I come to Maine every year to be by the water. All summer I sit on my deck beside the clean freshwater lake, and when I need an “ocean fix,” it is a short drive to the nearby coastal village of Freeport. I don’t take for granted that I can enjoy the water, but I do take for granted that the water will always be here. Or at least I did until this summer.


I have been watching the horrific television news images of the devastation to the Gulf coast caused by the Deepwater Horizon oil spill. I watch interviews with the stunned Gulf shore residents trying to clean the brown, sticky oil from their once pristine beaches; and with the heartbroken shrimpers whose livelihood has been destroyed almost overnight. The wildlife images get to me especially—the oil soaked pelicans, the fish washed ashore, dying on the sand. Even if some of the animals can be saved, where will they live? Their habitat has been destroyed.
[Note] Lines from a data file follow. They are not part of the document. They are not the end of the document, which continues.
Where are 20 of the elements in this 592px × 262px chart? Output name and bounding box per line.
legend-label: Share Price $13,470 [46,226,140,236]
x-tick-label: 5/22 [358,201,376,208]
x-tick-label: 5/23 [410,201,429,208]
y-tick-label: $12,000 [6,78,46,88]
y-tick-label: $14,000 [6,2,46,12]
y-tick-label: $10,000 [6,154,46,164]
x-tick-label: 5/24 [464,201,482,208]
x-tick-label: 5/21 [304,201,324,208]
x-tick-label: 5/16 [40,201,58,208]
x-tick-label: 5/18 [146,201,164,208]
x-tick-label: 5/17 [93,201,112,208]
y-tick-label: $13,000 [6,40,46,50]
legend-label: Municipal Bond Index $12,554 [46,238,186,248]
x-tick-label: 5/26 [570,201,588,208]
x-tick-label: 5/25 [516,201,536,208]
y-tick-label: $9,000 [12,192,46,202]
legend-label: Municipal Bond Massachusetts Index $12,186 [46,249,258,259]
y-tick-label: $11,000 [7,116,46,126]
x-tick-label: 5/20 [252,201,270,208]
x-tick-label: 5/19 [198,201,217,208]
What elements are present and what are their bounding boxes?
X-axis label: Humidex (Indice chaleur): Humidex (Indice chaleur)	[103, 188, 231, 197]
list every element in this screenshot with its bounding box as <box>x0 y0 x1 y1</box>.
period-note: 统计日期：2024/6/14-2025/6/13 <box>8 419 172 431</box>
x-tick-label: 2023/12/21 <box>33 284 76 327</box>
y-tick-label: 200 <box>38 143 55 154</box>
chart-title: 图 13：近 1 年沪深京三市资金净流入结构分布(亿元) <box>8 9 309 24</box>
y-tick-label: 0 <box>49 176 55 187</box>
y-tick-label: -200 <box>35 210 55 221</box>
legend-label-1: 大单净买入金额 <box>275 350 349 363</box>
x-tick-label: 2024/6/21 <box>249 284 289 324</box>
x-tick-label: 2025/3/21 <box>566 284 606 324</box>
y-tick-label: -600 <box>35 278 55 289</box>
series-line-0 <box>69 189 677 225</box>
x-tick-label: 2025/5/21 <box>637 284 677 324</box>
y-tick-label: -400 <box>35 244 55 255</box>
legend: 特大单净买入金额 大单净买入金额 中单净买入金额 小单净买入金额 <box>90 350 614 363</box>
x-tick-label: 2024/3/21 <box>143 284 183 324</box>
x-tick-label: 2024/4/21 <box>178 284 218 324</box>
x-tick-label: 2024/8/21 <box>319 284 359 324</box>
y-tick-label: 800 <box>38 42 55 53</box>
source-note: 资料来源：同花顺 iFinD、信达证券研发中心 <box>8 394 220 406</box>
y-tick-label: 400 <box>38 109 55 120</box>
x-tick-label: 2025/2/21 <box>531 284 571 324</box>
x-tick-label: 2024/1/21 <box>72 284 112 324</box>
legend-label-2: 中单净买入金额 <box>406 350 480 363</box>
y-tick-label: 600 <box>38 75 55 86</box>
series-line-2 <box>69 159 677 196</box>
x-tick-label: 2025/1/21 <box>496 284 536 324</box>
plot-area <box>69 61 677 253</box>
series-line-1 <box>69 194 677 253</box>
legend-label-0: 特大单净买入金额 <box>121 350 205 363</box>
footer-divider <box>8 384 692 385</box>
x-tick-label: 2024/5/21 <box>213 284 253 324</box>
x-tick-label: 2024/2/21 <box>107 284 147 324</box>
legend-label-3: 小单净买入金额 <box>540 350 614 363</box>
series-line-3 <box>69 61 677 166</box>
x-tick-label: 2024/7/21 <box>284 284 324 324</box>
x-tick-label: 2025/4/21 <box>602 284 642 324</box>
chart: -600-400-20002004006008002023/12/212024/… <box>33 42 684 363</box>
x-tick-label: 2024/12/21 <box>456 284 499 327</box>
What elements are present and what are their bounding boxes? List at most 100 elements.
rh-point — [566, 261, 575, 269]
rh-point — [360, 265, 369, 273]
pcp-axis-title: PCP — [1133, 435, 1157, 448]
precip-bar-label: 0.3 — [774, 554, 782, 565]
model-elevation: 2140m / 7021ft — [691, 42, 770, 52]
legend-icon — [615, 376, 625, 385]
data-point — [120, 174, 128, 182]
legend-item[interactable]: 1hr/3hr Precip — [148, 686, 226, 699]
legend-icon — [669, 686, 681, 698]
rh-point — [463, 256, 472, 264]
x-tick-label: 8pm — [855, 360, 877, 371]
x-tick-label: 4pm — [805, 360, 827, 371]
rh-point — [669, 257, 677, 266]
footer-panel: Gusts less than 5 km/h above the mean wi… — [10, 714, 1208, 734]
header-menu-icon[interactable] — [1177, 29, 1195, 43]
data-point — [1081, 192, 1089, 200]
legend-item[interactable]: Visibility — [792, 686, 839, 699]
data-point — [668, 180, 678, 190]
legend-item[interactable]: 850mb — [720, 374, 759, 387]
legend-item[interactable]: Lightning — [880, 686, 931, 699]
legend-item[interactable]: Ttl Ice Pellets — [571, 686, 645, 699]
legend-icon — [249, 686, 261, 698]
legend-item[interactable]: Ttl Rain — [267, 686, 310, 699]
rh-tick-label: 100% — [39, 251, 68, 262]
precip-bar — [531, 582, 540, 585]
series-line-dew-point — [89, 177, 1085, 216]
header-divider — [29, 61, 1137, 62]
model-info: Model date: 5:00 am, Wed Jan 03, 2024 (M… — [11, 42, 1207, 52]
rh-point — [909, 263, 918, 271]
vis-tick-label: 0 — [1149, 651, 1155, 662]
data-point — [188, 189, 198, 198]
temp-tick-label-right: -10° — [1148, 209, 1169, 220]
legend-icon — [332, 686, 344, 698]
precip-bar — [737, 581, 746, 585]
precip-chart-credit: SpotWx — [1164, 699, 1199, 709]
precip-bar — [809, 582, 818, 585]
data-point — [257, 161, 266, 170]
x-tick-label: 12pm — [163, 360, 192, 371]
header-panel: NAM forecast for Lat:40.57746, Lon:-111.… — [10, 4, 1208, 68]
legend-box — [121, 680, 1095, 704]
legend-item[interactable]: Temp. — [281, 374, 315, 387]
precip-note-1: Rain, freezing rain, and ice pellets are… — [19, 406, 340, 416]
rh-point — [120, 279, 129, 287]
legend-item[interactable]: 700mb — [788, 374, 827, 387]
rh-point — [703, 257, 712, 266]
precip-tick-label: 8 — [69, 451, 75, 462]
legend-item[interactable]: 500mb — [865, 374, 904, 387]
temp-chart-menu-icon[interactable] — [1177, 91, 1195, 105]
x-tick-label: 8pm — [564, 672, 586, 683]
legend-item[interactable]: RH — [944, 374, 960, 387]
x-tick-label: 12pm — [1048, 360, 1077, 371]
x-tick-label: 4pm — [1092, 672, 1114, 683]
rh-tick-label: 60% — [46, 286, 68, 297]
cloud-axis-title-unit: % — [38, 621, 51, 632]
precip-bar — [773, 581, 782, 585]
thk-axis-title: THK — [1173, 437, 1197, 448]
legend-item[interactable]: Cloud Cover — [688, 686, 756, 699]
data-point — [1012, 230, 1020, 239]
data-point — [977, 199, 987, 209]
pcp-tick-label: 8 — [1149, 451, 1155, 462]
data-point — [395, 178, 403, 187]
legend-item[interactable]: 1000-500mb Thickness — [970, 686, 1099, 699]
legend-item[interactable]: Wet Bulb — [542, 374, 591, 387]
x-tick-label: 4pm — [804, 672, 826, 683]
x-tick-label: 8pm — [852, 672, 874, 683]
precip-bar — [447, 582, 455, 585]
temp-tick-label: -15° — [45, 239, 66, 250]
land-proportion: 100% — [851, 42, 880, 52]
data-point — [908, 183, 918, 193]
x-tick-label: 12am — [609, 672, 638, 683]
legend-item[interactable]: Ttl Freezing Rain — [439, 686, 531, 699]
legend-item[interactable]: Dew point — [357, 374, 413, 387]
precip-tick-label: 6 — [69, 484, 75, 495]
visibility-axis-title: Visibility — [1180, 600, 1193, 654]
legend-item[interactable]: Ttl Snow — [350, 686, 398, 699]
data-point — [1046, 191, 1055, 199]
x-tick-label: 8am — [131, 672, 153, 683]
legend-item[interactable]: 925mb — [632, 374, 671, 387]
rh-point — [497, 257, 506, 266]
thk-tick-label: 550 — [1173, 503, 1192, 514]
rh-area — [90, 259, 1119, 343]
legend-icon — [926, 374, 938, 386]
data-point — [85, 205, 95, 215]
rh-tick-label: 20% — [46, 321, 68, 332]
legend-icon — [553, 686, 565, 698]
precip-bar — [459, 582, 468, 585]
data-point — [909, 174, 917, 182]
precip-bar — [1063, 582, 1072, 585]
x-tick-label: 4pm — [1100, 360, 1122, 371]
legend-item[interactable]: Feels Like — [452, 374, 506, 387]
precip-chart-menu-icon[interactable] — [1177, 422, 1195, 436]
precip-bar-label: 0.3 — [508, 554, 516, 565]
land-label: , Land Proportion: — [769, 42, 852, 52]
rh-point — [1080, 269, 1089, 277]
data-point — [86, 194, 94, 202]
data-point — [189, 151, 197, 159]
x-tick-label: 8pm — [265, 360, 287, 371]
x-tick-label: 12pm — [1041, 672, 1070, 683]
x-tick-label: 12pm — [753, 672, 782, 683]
A few weeks ago, the head of BP in a news conference said that no one more than he wanted to get the problem solved so he could “get his life back to normal.” See how quickly he made a global disaster all about himself?

Experts predict that it will take more than 60 years to clean up the spill. I wish I could help. Meanwhile, what am I doing to help clean up the oil spill? NOTHING. See how quickly I can make a global disaster all about me?